You don’t need to connect to lightning nodes - it is a network and if you need to route through them, it will.
Why bitcoin? Because they don’t need to maintain a liquidity pools and use swift to balance the USD pools. They can use cheap LN payments to instead of swift for settlement. Note that LN is unfairly cheap to use. An order cheaper than swift.
It's designed to be a fundamental building block that can be configured and built on top of in many different ways, some of which will be ease of use for a non technical end user, though that will still take a lot of work.
It might be the case that self custody of coins is just unavoidably hard, and only those willing to go to some abnormal effort can realistically "be their own bank". But no crypto has solved this. Self custody is just intrinsically complicated and riddled with pitfalls.
Also don't let Lightning fool you. It still doesn't work and is forever 18 months from ready. Its developed and run by a private company and is very centralized, how is that better than fiat or anywhere near what bitcoin's white paper laid out?

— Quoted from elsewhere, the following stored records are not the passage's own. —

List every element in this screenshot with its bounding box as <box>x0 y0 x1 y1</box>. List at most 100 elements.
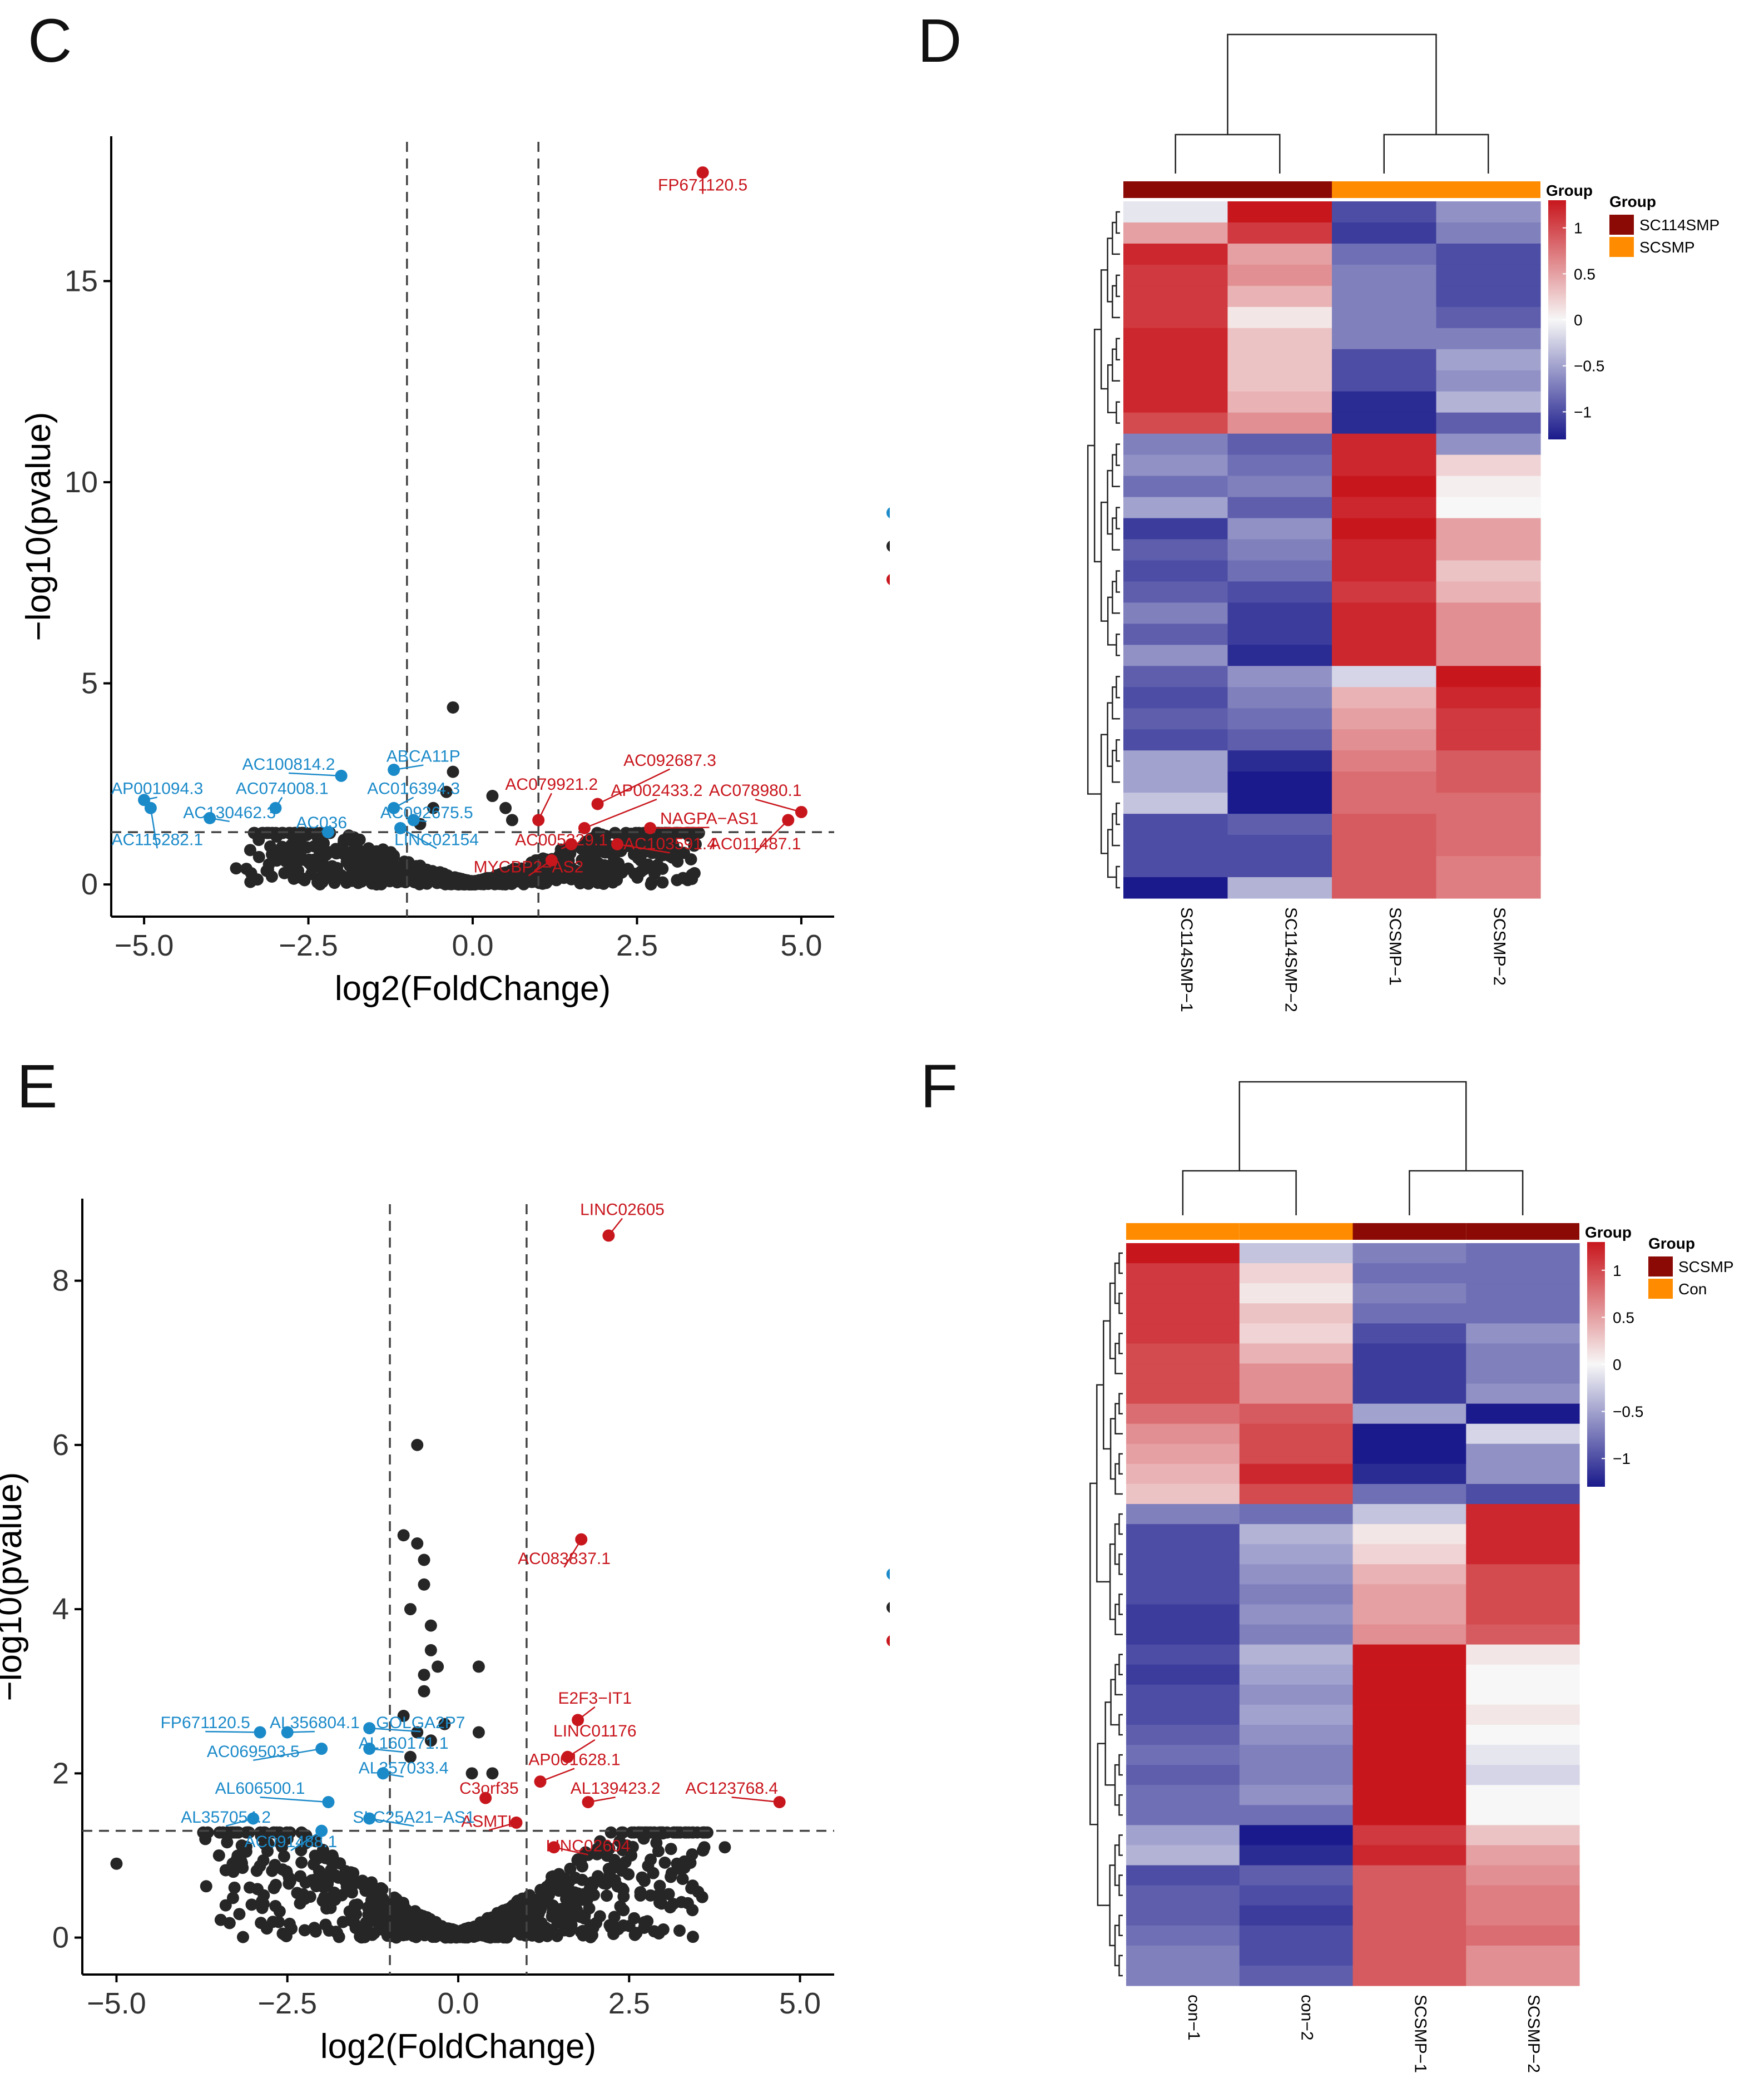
point-label: LINC01176 <box>553 1722 637 1740</box>
heatmap-cell <box>1227 243 1332 265</box>
heatmap-cell <box>1466 1945 1580 1966</box>
heatmap-cell <box>1436 602 1541 624</box>
heatmap-cell <box>1332 306 1437 329</box>
legend-swatch <box>886 1569 890 1580</box>
dendro-branch <box>1097 1743 1110 1906</box>
heatmap-cell <box>1239 1263 1354 1284</box>
volcano-plot-e: −5.0 −2.5 0.0 2.5 5.0 0 2 4 6 8 log2(FoldChange) −l… <box>0 1199 890 2066</box>
ns-point <box>628 1928 641 1941</box>
ns-point <box>492 874 505 887</box>
heatmap-cell <box>1332 328 1437 350</box>
ns-point <box>373 1912 386 1924</box>
heatmap-cell <box>1239 1724 1354 1745</box>
heatmap-cell <box>1436 476 1541 498</box>
heatmap-cell <box>1239 1383 1354 1404</box>
heatmap-cell <box>1239 1965 1354 1986</box>
y-axis-title: −log10(pvalue) <box>0 1472 29 1701</box>
dendro-branch <box>1118 1754 1123 1776</box>
heatmap-cell <box>1332 222 1437 244</box>
heatmap-cell <box>1436 391 1541 413</box>
ns-point <box>240 863 253 875</box>
ns-point <box>240 1840 252 1853</box>
ns-point <box>418 1669 430 1681</box>
heatmap-cell <box>1466 1684 1580 1705</box>
ns-point <box>447 701 459 714</box>
heatmap-cell <box>1126 1724 1240 1745</box>
heatmap-cell <box>1466 1965 1580 1986</box>
heatmap-cell <box>1436 285 1541 308</box>
point-label: FP671120.5 <box>161 1714 250 1732</box>
heatmap-cell <box>1227 729 1332 751</box>
point-label: AL606500.1 <box>215 1779 305 1798</box>
column-dendrogram <box>1175 33 1489 174</box>
heatmap-cell <box>1332 729 1437 751</box>
dendro-branch <box>1107 596 1117 646</box>
heatmap-cell <box>1332 264 1437 286</box>
point-label: AC011487.1 <box>710 835 801 853</box>
ns-point <box>276 840 289 853</box>
ns-point <box>562 853 574 866</box>
ns-point <box>333 1931 345 1943</box>
ns-point <box>285 1922 298 1935</box>
heatmap-cell <box>1466 1463 1580 1485</box>
ns-point <box>424 1619 437 1632</box>
heatmap-cell <box>1352 1544 1466 1565</box>
heatmap-cell <box>1123 729 1228 751</box>
heatmap-cell <box>1436 497 1541 519</box>
ns-point <box>472 1660 485 1673</box>
ns-point <box>647 1867 660 1879</box>
down-point <box>269 801 282 814</box>
ns-point <box>306 858 319 871</box>
ns-point <box>252 850 265 863</box>
point-label: E2F3−IT1 <box>558 1689 632 1708</box>
heatmap-cell <box>1126 1463 1240 1485</box>
ns-point <box>362 1908 375 1921</box>
panel-label-e: E <box>17 1052 58 1121</box>
ns-point <box>546 1873 559 1886</box>
heatmap-cell <box>1436 560 1541 582</box>
ns-point <box>577 1888 590 1901</box>
heatmap-cell <box>1239 1443 1354 1464</box>
legend-swatch <box>886 1635 890 1646</box>
heatmap-cell <box>1239 1825 1354 1846</box>
dendro-branch <box>1114 1664 1123 1696</box>
ns-point <box>462 1927 475 1939</box>
heatmap-cell <box>1227 602 1332 624</box>
heatmap-cell <box>1352 1403 1466 1424</box>
heatmap-cell <box>1436 201 1541 223</box>
x-tick-label: 2.5 <box>616 929 658 962</box>
heatmap-cell <box>1227 201 1332 223</box>
heatmap-cell <box>1227 793 1332 814</box>
legend-swatch <box>886 507 890 518</box>
heatmap-cell <box>1352 1283 1466 1304</box>
heatmap-cell <box>1239 1363 1354 1384</box>
heatmap-cell <box>1332 750 1437 772</box>
ns-point <box>673 1924 686 1937</box>
ns-point <box>404 1603 417 1616</box>
x-tick-label: 0.0 <box>437 1987 479 2020</box>
heatmap-cell <box>1436 518 1541 540</box>
heatmap-cell <box>1436 264 1541 286</box>
heatmap-cell <box>1239 1303 1354 1324</box>
heatmap-cell <box>1126 1664 1240 1685</box>
ns-point <box>656 1826 669 1839</box>
y-tick-label: 5 <box>81 667 98 700</box>
x-tick-label: 5.0 <box>780 929 822 962</box>
ns-point <box>267 1882 280 1894</box>
heatmap-cell <box>1239 1845 1354 1866</box>
ns-point <box>280 1865 293 1878</box>
ns-point <box>601 1889 613 1902</box>
heatmap-cell <box>1239 1624 1354 1645</box>
heatmap-cell <box>1466 1845 1580 1866</box>
ns-point <box>582 841 594 854</box>
ns-point <box>686 873 698 885</box>
x-axis-title: log2(FoldChange) <box>335 969 611 1008</box>
heatmap-cell <box>1123 581 1228 603</box>
point-label: AC100814.2 <box>242 755 335 774</box>
y-tick-label: 15 <box>65 264 98 298</box>
y-tick-label: 10 <box>65 466 98 499</box>
label-leader <box>205 1730 260 1733</box>
ns-point <box>546 1907 559 1919</box>
heatmap-cell <box>1227 560 1332 582</box>
point-label: GOLGA2P7 <box>376 1714 465 1732</box>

And yet we laugh on flat Earthers. Look at what I found here.
This could work if you were only making transactions with people you trust, at least in the short term. The main risk here is anyone with the private key could transfer the contents of the wallet. The seller could even sell the same wallet to multiple people. So you need to get the blockchain involved and transfer it to a wallet that the previous seller no longer has access to.
add a few more steps (to prevent your counterparty from cheating you) and you got the lightning network.
This is: https://fred.stlouisfed.org/series/BOGMBASE/
That source seems to be "U.S. city averages" (relative) while your source seems to be " Monetary Base by Millions of USD" (absolute). You'd have to convert it into relative values in order to compare it I guess.
I remember having them on my computer, but can't find them.